Importance of genetic parameters and uncertainty of MANIHOT, a new mechanistic cassava simulation model
Résumé
We identified the most sensitive genotype-specific parameters (GSPs) and their contribution to the uncertainty of the MANIHOT simulation model. We applied a global sensitivity and uncertainty analysis (GSUA) of the GSPs to the simulation outputs for the cassava development, growth, and yield in contrasting environments. We compared enhanced Sampling for Uniformity, a qualitative screening method new to crop simulation modeling, and Sobol, a quantitative, variance-based method. About 80% of the GSPs contributed to most of the variation in maximum leaf area index (LAI), yield, and aboveground biomass at harvest. Relative importance of the GSPs varied between warm and cool temperatures but did not differ between rainfed and no water limitation conditions.

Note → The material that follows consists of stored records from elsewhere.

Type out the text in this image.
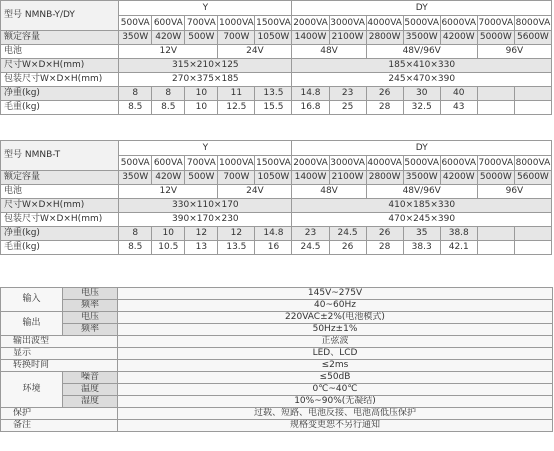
型号 NMNB-Y/DY	Y					DY						
	500VA	600VA	700VA	1000VA	1500VA	2000VA	3000VA	4000VA	5000VA	6000VA	7000VA	8000VA
额定容量	350W	420W	500W	700W	1050W	1400W	2100W	2800W	3500W	4200W	5000W	5600W
电池	12V			24V		48V		48V/96V			96V	
尺寸W×D×H(mm)	315×210×125					185×410×330						
包装尺寸W×D×H(mm)	270×375×185					245×470×390						
净重(kg)	8	8	10	11	13.5	14.8	23	26	30	40		
毛重(kg)	8.5	8.5	10	12.5	15.5	16.8	25	28	32.5	43		
型号 NMNB-T	Y					DY						
	500VA	600VA	700VA	1000VA	1500VA	2000VA	3000VA	4000VA	5000VA	6000VA	7000VA	8000VA
额定容量	350W	420W	500W	700W	1050W	1400W	2100W	2800W	3500W	4200W	5000W	5600W
电池	12V			24V		48V		48V/96V			96V	
尺寸W×D×H(mm)	330×110×170					410×185×330						
包装尺寸W×D×H(mm)	390×170×230					470×245×390						
净重(kg)	8	10	12	12	14.8	23	24.5	26	35	38.8		
毛重(kg)	8.5	10.5	13	13.5	16	24.5	26	28	38.3	42.1		
输入	电压	145V~275V
	频率	40~60Hz
输出	电压	220VAC±2%(电池模式)
	频率	50Hz±1%
输出波型		正弦波
显示		LED、LCD
转换时间		≤2ms
环境	噪音	≤50dB
	温度	0℃~40℃
	湿度	10%~90%(无凝结)
保护		过载、短路、电池反接、电池高低压保护
备注		规格变更恕不另行通知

Interactions between GSPs explained 20% of the variance in simulated outputs. Overall, the most important GSPs were individual node weight, radiation use efficiency, and maximum individual leaf area. Base temperature for leaf development was more important for cool compared to warm temperatures. Parameter uncertainty had a substantial impact on model predictions in MANIHOT simulations, with the uncertainty 2-5 times larger for warm compared to cool temperatures. Identification of important GSPs provides an objective way to determine the processes of a simulation model that are critical versus those that have little relevance.